Motif FoodWorks closes $226M funding round Publis
Post# of 123502
Published June 16, 2021
Wow's comment- compare all the "Plant Based" companies to the EV movement, seems like much more "Plant Based"
https://www.fooddive.com/news/motif-foodworks...ood%20Dive
Dive Brief:
Plant-based food technology company Motif Foodworks received $226 million in a Series B funding round. The investment was jointly led by the Ontario Teachers’ Pension Plan Board through its Teachers’ Innovation Platform, and funds and accounts managed by BlackRock. Other investors also participated.
Motif plans to use these funds to increase research and development capabilities, scale and commercialize food technologies and expand its facilities and employee base. This funding round more than doubles the total amount of capital Motif has received — adding up to $345 million in all — since the ingredient technology company was spun out of Gingko Bioworks in 2019.
This blockbuster funding round is the latest in huge investment hauls by food technology companies. Other businesses to post sizable investments in the last two years include cell-based meat and plant-based egg company Eat Just, plant-based meat maker Impossible Foods and animal-free dairy company Perfect Day.
Dive Insight:
Since its beginning in 2019, Motif FoodWorks has inspired a lot of excitement — and high levels of fundraising — in the food industry. In its first few months of existence, the ingredients company with a mission of using biotechnology to create ingredients to mimic the proteins naturally found in meat, dairy and eggs had raised a total of $117.5 million and attracted top talent from several other CPG companies.
In the last two years, the company has worked hard on several R&D fronts, both internally and in partnership with top research universities. It also opened a state-of-the-art 10,600-square-foot lab and headquarters in Boston in December. From the company's inception, it said it would release its first products in 2021, meaning that this year's excitement for Motif FoodWorks could just be the beginning.
A big part of Motif's goal is to make plant-based eating more desirable by creating ingredients that improve the overall experience. In an interview earlier this year, Motif CEO Jonathan McIntyre explained why.
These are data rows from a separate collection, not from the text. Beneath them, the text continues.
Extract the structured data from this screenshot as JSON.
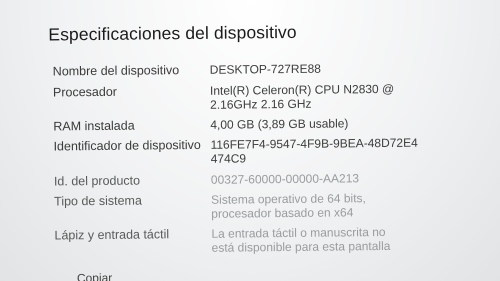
{
  "section_title": "Especificaciones del dispositivo",
  "specs": [
    {
      "label": "Nombre del dispositivo",
      "value": [
        "DESKTOP-727RE88"
      ]
    },
    {
      "label": "Procesador",
      "value": [
        "Intel(R) Celeron(R) CPU  N2830  @",
        "2.16GHz   2.16 GHz"
      ]
    },
    {
      "label": "RAM instalada",
      "value": [
        "4,00 GB (3,89 GB usable)"
      ]
    },
    {
      "label": "Identificador de dispositivo",
      "value": [
        "116FE7F4-9547-4F9B-9BEA-48D72E4",
        "474C9"
      ]
    },
    {
      "label": "Id. del producto",
      "value": [
        "00327-60000-00000-AA213"
      ]
    },
    {
      "label": "Tipo de sistema",
      "value": [
        "Sistema operativo de 64 bits,",
        "procesador basado en x64"
      ]
    },
    {
      "label": "Lápiz y entrada táctil",
      "value": [
        "La entrada táctil o manuscrita no",
        "está disponible para esta pantalla"
      ]
    }
  ],
  "copy_button": "Copiar"
}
"What we're focused on is how do we continue to improve on those experiences, because the consumer has said — especially the mainstream consumer — that, 'I want to eat more plant-based food, but I don't like the taste,' " he said. "And so if we can help make the product taste significantly better and more nutritious, and do it in a transparent way, I think that's the biggest way we can touch the consumer."
The release announcing the funding had no information about the ingredients and technology Motif is working on or specific projects that the money will fund.
McIntyre said earlier this year the company's first two ingredients will be a fiber that mimics bits of tendons and ligaments found in traditional meat, and a protein that brings more traditional color and flavor to plant-based meat and distributes more iron. There's more that might find its way to the market soon. Last month, Motif announced it had exclusive access to technologies to create more authentic fat textures in plant-based meat and ingredients improving the texture of plant-based cheese.
The potential Motif holds to remake the plant-based food sector seems to have inspired its inaugural investment from the Ontario Teachers' Pension Plan Board. The public pension plan segment putting money toward Motif is focused on late-stage venture and growth equity investments in companies developing innovative technologies.
Olivia Steedman, senior managing director for the Teachers' Innovation Platform, praised Motif for working to make plant-based eating more palatable, and in turn benefiting the environment. This isn't the only food technology funding round to have been led by a sustainability-minded pension fund. The Canada Pension Plan Investment Board led the second portion of Perfect Day's massive funding round last July.
As Motif prepares to make some of the ingredients it has developed available to manufacturers, the company can use some of the funds to add capacity. After all, the plant-based segment is rapidly expanding, with the sector growing 27% last year, according to SPINS data reported by the Plant Based Foods Association and Good Food Institute. Analysts expect more people to reach for plant-based meat, eggs and dairy as time goes on, and through its ingredients and R&D potential, Motif seems poised to help make those predictions a reality.